Documentário une jornalismo e ficção para recontar chacina de Pau d’Arco


Por: Cenarium*

04 de abril de 2025
Documentário une jornalismo e ficção para recontar chacina de Pau d’Arco
Capa do documentário 'Pau D'Arco' (Divulgação)

MANAUS – Estrutura e ritmo, no documentário, costumam estar distantes do cinema de ficção. Ana Aranha, porém, entendeu que precisaria promover um casamento entre os formatos para recontar a chacina de Pau d’Arco de maneira suficientemente impactante, sem abandonar o compromisso com a verdade que ela, jornalista antes de cineasta, precisava manter.

Isto não é jornalismo. Isto não é ficção”, dizia uma placa fixada acima da ilha de edição na qual ela e seu montador, Daniel Grinspum, finalizaram “Pau d’Arco”. O aviso serviu para guiá-los na hora de reconstruir, nas telas, o massacre que deixou dez trabalhadores sem terra mortos no sul do Pará, há oito anos.

Cena do documentário "Pau d'Arco", dirigido por Ana Aranha
Cena do documentário “Pau d’Arco”, dirigido por Ana Aranha (Divulgação)

Um 11°, protagonista de “Pau d’Arco” e responsável por narrar a tragédia que testemunhara ao espectador, foi executado durante as gravações. Sua morte parece um “plot twist” que aproxima o documentário dos gêneros de crime e suspense, com seus roteiros tomados por reviravoltas –quase como em “Psicose”, que perde seu fio-condutor, Marion Crane, inesperadamente.

“Principalmente depois do assassinato do Fernando [Araújo dos Santos, morto em janeiro de 2021], precisávamos de um filme que dialogasse com muita gente, para chamar a atenção para o caso. A ficção entrou como um recurso poderoso –a montagem tem ritmo, os entrevistados são personagens, a narrativa tem clímax e virada”, diz Aranha, que tomou “Cabra Marcado para Morrer”, de Eduardo Coutinho, como referência.

Coordenadora de projetos especiais da Repórter Brasil, voltada a jornalismo investigativo nas áreas socioambiental e de direitos trabalhistas, Aranha já havia dirigido o curta “Relatos de um Correspondente da Guerra na Amazônia”, sobre o assassinato do indigenista Bruno Pereira e do jornalista Dom Phillips.

Ao cobrir a disputa por terra em Pau d’Arco, imersa em violências e ameaças, e ser surpreendida, em maio de 2017, pela chacina, ela percebeu a vocação da história para as telas.

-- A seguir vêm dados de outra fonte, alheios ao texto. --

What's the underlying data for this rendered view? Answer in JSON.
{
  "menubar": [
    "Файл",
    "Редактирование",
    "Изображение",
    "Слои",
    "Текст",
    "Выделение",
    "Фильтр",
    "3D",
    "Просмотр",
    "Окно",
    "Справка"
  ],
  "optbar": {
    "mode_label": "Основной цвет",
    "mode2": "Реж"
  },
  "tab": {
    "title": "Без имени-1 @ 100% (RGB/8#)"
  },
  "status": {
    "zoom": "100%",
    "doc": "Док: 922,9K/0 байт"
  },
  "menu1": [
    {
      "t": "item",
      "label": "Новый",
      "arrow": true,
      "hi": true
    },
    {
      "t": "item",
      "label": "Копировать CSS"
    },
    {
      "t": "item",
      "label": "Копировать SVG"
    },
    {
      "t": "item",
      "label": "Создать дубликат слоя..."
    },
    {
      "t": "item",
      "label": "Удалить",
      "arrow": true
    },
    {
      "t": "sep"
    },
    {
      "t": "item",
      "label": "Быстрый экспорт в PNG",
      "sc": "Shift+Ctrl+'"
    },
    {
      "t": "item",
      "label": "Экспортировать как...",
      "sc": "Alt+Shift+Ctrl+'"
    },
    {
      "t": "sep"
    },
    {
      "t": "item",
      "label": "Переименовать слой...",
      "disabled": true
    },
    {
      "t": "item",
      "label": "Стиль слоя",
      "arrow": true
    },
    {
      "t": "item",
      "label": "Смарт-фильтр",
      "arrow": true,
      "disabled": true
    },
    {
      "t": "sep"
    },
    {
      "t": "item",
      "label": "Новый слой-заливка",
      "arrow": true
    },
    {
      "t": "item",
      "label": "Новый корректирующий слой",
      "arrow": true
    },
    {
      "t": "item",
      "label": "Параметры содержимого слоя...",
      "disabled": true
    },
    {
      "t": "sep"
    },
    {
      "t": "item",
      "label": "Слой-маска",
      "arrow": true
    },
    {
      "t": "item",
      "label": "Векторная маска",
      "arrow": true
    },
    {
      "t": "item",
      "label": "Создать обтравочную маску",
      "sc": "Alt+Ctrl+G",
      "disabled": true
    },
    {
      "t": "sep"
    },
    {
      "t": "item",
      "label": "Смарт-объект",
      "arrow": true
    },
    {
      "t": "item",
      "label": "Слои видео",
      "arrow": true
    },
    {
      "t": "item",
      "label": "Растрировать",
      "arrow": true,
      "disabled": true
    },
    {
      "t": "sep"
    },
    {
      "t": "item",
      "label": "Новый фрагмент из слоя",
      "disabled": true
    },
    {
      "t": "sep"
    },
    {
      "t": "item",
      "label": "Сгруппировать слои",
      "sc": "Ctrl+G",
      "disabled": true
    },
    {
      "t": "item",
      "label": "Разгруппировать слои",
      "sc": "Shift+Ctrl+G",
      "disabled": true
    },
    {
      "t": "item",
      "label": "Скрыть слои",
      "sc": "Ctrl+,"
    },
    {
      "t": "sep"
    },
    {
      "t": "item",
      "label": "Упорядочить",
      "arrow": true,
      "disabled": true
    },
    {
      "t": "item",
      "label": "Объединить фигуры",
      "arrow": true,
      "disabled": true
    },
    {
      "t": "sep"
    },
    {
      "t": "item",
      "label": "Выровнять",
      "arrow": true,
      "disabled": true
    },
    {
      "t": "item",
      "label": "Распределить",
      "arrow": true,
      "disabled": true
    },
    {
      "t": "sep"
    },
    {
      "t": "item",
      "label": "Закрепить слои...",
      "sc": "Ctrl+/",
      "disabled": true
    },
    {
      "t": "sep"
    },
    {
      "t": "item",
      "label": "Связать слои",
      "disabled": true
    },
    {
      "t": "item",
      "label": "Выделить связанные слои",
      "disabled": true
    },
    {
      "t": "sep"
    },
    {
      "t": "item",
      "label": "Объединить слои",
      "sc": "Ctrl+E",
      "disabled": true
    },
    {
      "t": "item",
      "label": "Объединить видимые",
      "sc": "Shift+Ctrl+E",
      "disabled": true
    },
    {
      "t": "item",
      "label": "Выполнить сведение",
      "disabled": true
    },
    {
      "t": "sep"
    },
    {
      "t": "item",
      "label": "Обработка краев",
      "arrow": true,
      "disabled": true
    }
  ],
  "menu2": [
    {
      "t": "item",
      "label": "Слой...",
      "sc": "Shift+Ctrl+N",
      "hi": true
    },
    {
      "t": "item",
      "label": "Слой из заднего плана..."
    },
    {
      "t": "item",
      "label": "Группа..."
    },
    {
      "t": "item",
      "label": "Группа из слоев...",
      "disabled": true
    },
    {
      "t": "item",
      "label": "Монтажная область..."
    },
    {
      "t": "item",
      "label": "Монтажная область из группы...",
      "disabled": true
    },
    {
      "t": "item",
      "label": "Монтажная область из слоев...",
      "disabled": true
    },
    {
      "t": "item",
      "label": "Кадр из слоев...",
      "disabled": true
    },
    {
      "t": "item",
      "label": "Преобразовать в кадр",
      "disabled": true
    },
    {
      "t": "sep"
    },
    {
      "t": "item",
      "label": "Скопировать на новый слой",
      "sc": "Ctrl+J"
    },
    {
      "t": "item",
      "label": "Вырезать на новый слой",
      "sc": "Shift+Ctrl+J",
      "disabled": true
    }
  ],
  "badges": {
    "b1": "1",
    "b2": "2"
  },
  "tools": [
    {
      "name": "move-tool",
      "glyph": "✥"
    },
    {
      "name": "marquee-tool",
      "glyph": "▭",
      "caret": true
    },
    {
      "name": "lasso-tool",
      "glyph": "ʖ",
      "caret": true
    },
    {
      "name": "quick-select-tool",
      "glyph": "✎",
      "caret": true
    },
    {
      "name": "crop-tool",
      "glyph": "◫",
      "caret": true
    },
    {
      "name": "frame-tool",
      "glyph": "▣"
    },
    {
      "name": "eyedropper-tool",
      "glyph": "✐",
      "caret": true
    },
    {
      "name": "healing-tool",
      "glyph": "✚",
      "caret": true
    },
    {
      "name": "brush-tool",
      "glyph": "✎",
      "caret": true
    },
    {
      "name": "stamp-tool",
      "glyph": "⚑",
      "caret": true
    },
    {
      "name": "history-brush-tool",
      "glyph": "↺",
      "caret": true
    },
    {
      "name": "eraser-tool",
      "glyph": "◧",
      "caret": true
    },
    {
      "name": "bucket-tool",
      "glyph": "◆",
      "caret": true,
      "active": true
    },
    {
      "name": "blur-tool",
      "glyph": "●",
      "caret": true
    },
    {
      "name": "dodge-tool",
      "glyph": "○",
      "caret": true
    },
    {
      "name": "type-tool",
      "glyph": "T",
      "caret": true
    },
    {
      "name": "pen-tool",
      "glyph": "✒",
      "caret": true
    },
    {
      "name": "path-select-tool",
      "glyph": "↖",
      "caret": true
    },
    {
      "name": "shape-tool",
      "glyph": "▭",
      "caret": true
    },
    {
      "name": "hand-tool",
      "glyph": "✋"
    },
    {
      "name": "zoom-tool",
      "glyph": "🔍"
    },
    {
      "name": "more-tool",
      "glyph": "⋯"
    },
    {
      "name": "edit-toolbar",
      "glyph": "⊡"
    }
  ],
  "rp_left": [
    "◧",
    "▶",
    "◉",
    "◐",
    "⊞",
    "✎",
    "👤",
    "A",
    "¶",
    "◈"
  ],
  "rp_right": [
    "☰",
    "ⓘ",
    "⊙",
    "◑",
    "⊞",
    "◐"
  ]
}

Aranha fez 13 viagens ao Pará entre 2017 e 2024, enviada pela Repórter Brasil, que entrou como produtora. Em paralelo às matérias que escrevia, capturava com a câmera o que se tornaria o documentário, um dos destaques desta edição do festival É Tudo Verdade, com programação até 13 de abril.

Na chacina, maior massacre no campo nas últimas três décadas, policiais executaram dez trabalhadores sem-terra que ocupavam a fazenda Santa Lúcia. Dois policiais civis e 14 militares foram indiciados pelo crime e aguardam julgamento por júri popular. Apesar de réus, continuam soltos e em atividade.

Na última atualização do caso na Justiça, duas investigações que poderiam revelar os mandantes foram encerradas sem apontar responsáveis, segundo inquéritos obtidos pela Repórter Brasil. Em dezembro, o governo anunciou que Santa Lúcia será desapropriada para receber 224 famílias que integram o MST, o Movimento dos Trabalhadores Rurais Sem Terra.

Tomávamos uma série de medidas de proteção, mas o risco que eu corria era incomparável ao de quem mora lá. Nossa preocupação era trazer ainda mais risco para aquelas famílias, por retaliação. Quando o Fernando foi assassinado, refletimos o quanto nossa presença teria piorado as coisas, mas muitos entenderam que a exposição trazida pelo filme poderia servir de proteção”, diz Aranha.

Pau d’Arco” não é um documentário de cabeças falantes – aqueles em que os entrevistados se alternam para colar os fragmentos de uma história. O filme segue ritmo de investigação, ancorado nos testemunhos de Fernando – capturados em momentos do seu dia a dia e em meio a protestos e comparecimento a fóruns de Justiça – e de José Vargas Júnior, advogado das famílias.

Aranha considera os dois os grandes trunfos do filme. Além do conhecimento sobre o caso, chamou a atenção o carisma e a facilidade que tinham para lidar com a câmera. Graças a eles, a jornalista e diretora conseguiu criar uma conexão entre o campo, onde a ação se passa, e a cidade, onde estão os espectadores.

Diferentemente dos filmes de ficção, porém, “Pau d’Arco” não tem começo, meio e fim. Como o caso da chacina, ele fica em aberto e encerra sua narrativa com o amargor da incerteza. “Você acredita que a justiça será feita?”, pergunta Aranha ao advogado das vítimas, Vargas.

Questionada pela reportagem, a jornalista e cineasta diz ter esperança. “Eu preciso acreditar que sim, e vou continuar cobrindo e denunciando o que mais eu descobrir sobre o caso. Se eu achasse que não há chance, já teria parado. Espero que o filme faça algum barulho.”